Clinical Implications

Regarding the clinical applications, Hazen noted that TMAO testing has been available at the Cleveland Clinic since 2015. For individuals known to have high levels of the gut metabolite, Hazen has previously suggested these individuals might switch to a Mediterranean or plant-based diet. With the latest information, high TMAO levels also appear to be attenuated by aspirin use, and this might help to guide primary-prevention decisions.

“Currently, it’s a little murky who we put on low-dose aspirin,” said Hazen. “We used to say everybody over the age of 35 years or everybody with a couple of risk factors, but we’ve now backed off on that in the last couple of years to where we say the benefits have to outweigh the risks.” He added that based on their results, primary-prevention patients with a high TMAO, as long as there is no contraindication, should go on low-dose aspirin. “It not only will attenuate the prothrombotic effect, but [also] will help lower their TMAO level,” said Hazen.

The 2016 United States Preventive Services Task Force (USPSTF) endorsed low-dose aspirin for reducing the risk of cardiovascular disease in select patients, such as those who are low risk for bleeding and have a 10-year risk of atherosclerotic cardiovascular disease exceeding 10%.

To TCTMD, Muhlestein noted that aspirin blunted the effect of choline on TMAO levels and platelet hyperresponsiveness, but did not completely block its effect; this suggests that even if patients are on aspirin, individuals with high TMAO levels should make dietary changes to further lower the risk of thrombotic events.

Regarding the possibility of using TMAO levels to guide aspirin use, Muhlestein said larger studies are still needed, specifically outcomes studies looking at whether aspirin can lower the risk of thrombotic events in patients with elevated levels. For the patient with existing cardiovascular risk factors, a high TMAO level would add yet another reason to use aspirin for primary prevention, but Muhlestein questioned whether it should be the sole guiding factor.
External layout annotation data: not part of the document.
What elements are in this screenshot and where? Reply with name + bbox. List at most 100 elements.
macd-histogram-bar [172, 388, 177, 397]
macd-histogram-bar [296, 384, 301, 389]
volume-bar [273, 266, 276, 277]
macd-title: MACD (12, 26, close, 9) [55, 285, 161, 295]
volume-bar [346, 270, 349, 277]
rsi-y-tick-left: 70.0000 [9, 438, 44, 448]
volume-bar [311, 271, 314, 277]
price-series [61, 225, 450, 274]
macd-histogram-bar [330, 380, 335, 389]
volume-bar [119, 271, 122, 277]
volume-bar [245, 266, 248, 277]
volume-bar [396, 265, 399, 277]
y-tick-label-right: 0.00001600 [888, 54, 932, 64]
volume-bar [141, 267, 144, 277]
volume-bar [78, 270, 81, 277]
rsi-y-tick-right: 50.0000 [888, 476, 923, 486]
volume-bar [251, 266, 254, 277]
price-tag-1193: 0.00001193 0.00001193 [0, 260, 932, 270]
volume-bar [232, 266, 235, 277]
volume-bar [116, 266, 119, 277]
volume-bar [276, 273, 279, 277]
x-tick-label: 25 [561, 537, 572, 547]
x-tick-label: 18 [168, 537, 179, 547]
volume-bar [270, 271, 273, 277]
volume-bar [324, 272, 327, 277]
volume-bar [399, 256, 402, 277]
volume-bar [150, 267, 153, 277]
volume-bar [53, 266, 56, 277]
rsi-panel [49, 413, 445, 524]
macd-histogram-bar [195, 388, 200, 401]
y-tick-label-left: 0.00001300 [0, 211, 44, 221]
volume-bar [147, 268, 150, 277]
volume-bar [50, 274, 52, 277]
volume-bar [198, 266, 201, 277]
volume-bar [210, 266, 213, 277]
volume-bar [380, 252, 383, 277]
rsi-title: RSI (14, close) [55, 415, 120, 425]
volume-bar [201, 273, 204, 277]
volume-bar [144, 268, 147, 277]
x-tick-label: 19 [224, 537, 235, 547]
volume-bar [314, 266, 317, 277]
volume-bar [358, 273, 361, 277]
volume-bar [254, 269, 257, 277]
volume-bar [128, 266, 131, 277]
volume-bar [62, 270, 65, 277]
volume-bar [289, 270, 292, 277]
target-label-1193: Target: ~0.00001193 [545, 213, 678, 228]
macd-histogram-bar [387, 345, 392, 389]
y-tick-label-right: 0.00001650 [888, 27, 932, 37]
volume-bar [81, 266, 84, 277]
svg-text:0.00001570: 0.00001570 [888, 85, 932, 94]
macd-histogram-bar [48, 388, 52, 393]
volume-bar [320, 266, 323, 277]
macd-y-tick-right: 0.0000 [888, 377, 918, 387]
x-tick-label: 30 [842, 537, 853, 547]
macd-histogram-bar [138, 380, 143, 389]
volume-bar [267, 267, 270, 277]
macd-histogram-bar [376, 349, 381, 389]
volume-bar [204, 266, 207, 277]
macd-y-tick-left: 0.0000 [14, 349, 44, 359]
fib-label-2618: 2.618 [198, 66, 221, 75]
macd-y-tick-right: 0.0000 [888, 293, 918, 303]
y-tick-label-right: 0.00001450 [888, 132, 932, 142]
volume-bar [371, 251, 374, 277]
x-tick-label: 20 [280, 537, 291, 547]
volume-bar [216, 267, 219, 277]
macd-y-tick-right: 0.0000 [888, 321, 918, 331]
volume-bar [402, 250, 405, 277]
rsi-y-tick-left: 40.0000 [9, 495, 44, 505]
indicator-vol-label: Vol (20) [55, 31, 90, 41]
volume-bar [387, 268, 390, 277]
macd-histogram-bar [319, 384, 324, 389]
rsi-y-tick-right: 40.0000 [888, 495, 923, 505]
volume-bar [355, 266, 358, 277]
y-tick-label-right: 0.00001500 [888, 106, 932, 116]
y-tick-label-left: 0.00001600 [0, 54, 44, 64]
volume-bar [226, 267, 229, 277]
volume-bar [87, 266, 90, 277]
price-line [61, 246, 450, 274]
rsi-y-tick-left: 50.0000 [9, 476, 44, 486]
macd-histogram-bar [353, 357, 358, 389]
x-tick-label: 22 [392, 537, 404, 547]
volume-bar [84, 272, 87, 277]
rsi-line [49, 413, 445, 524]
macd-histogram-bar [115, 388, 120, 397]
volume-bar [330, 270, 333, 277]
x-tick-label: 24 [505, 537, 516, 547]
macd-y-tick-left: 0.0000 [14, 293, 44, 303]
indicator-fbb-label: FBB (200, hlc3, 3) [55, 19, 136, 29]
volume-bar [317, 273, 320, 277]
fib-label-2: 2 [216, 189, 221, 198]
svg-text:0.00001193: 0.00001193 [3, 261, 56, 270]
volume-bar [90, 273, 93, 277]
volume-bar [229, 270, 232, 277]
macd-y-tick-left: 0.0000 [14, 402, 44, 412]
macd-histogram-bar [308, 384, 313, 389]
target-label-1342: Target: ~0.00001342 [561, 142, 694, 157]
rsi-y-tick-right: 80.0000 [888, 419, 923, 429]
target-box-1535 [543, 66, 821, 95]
For example, if a patient with thrombotic risk factors had a low TMAO level, Muhlestein said he would still prescribe aspirin.

He noted that previous studies showing a link between TMAO levels and cardiovascular events included a secondary-prevention population. “It does seem like a good idea to do a TMAO study in primary prevention,” said Muhlestein.

  • Zhu W, Wang Z, Tang WH, Hazen SL. Gut microbe-generated trimethylamine N-oxide from dietary choline is prothrombotic in subjects. Circulation. 2017;135:1671-1673.

  • Hazen is a coinventor on pending and issued patents held by the Cleveland Clinic relating to cardiovascular diagnostics and therapeutics. He is a paid consultant for Esperion and P&G; has received research funds from P&G, Pfizer, Roche Diagnostics, and Takeda and also reports he may receive royalty payments for inventions or discoveries related to cardiovascular diagnostics or therapeutics from P&G, Cleveland HeartLab, Siemens, Esperion, and Frantz Biomarkers.
  • Muhlestein reports no conflicts of interest.